Faculty
S. Mark Heim
Samuel Abbot Professor of Christian Theology
B.A., Amherst College
M.Div., Andover Newton Theological School
Ph.D., Boston College/Andover Newton Theological School
Phone: Ext. 247
Email:
Biography:
Mark Heim is deeply involved in issues of religious pluralism, Christian ecumenism and the relation of theology and science. He is author of Salvations: Truth and Difference in Religion, The Depth of the Riches: A Trinitarian Theology of Religious Ends and, most recently, Saved From Sacrifice: A Theology of the Cross (Eerdmans, 2006). He has taught, studied and lectured in India, Israel, China, Europe, Malaysia, Thailand and the Fiji Islands.

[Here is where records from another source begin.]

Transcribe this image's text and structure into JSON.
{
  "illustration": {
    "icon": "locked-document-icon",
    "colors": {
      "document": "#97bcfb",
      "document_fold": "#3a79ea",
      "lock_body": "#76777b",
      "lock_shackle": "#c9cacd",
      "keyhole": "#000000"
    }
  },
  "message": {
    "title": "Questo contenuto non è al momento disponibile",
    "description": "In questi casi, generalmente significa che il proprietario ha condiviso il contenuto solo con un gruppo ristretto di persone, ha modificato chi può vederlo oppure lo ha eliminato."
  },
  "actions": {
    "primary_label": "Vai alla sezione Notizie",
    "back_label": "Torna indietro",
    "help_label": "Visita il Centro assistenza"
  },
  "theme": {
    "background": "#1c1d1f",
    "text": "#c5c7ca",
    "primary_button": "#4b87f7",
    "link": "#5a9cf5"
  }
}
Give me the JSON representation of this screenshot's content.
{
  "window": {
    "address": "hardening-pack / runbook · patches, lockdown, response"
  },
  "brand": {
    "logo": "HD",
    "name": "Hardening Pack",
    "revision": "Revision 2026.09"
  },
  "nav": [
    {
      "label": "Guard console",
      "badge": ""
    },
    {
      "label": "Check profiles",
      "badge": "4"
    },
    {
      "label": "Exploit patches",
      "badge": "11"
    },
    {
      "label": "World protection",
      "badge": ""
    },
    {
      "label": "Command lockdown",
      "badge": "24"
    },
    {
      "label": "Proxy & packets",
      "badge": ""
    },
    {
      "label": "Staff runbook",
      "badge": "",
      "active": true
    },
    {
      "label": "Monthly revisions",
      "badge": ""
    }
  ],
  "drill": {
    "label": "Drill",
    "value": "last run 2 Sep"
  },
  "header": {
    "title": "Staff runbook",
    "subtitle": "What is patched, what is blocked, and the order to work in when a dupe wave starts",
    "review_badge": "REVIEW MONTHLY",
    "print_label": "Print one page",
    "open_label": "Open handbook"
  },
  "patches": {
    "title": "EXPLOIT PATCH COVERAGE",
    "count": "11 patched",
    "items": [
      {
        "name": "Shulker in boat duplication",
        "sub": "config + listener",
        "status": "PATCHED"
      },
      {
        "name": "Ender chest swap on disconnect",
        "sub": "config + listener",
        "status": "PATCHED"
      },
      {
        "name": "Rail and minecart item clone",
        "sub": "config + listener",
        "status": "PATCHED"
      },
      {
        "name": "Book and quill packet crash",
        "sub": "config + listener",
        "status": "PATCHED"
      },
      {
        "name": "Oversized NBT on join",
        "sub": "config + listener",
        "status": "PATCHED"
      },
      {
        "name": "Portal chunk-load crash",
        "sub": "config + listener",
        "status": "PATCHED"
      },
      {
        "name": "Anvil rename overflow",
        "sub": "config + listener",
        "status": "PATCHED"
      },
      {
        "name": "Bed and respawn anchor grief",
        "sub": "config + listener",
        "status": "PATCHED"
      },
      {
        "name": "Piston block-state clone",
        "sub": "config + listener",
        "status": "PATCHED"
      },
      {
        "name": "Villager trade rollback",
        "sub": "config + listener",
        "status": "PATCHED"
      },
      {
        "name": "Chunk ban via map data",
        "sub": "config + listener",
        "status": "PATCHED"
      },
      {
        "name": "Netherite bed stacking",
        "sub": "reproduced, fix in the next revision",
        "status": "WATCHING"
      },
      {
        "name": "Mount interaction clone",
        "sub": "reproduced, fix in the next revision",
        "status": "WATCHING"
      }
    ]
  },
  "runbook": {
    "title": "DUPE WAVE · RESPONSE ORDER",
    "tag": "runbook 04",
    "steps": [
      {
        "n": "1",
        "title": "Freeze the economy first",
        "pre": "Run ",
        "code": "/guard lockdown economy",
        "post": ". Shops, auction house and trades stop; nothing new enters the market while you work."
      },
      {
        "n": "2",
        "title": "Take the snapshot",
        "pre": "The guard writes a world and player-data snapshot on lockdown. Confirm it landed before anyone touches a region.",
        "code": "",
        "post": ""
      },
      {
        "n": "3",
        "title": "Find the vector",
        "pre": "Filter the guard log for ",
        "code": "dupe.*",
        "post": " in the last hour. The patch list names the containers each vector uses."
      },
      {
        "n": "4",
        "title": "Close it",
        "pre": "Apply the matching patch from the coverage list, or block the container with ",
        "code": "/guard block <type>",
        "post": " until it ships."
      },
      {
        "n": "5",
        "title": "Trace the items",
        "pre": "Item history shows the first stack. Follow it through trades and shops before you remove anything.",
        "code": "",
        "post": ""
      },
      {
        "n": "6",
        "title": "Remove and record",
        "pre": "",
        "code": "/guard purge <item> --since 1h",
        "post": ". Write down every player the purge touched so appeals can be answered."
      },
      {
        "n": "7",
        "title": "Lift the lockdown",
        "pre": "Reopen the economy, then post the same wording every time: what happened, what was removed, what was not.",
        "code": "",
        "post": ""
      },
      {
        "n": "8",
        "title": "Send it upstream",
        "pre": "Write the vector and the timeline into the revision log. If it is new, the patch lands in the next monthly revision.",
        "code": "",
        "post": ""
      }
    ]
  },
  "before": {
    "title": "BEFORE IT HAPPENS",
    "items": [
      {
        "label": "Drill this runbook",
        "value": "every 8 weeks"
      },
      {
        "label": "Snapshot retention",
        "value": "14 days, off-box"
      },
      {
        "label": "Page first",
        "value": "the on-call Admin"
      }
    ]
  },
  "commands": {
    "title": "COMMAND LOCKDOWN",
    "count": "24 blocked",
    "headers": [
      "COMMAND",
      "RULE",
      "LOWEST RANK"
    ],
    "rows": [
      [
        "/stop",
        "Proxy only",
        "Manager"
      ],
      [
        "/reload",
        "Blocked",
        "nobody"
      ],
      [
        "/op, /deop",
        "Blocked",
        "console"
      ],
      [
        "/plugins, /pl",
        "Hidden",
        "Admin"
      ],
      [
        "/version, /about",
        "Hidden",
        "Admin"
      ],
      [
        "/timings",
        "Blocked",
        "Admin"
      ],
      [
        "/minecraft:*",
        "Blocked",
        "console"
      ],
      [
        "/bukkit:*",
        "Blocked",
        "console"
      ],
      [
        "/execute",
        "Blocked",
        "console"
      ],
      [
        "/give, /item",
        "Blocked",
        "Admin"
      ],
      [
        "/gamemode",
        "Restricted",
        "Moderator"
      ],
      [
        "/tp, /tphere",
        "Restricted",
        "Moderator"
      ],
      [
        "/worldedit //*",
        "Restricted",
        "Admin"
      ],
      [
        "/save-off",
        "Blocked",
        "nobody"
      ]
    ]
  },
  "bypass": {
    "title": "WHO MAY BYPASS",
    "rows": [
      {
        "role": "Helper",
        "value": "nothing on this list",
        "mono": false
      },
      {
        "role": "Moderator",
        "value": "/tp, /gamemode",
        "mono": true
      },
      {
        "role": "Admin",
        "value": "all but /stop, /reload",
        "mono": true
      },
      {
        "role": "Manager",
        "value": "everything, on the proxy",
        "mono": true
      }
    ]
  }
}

His course on the relation of science and theology won a Templeton Foundation award in 1998 as one of the 12 outstanding courses that have been developed in this field. He received a Pew Evangelical Scholars Research Fellowship in 1997-98. He is one of the keynote speakers in a national series of conferences on nonviolent atonement (see http://www.preachingpeace.org/ohio_NVA.htm). He also has been selected to serve on the core instructional faculty of an AAR program of summer seminars for seminary and university professors on Theologies of Religious Pluralism and Comparative Theology (see http://www.aarweb.org/Programs/Summer_Seminars/About/staff.asp).
An ordained American Baptist minister and former pastor of a New Hampshire church, Heim has served as chair of the American Baptist Churches Committee on Christian Unity and represents his denomination on the Faith and Order Commission of the National Council and World Council of Churches. He came to Andover Newton in 1982.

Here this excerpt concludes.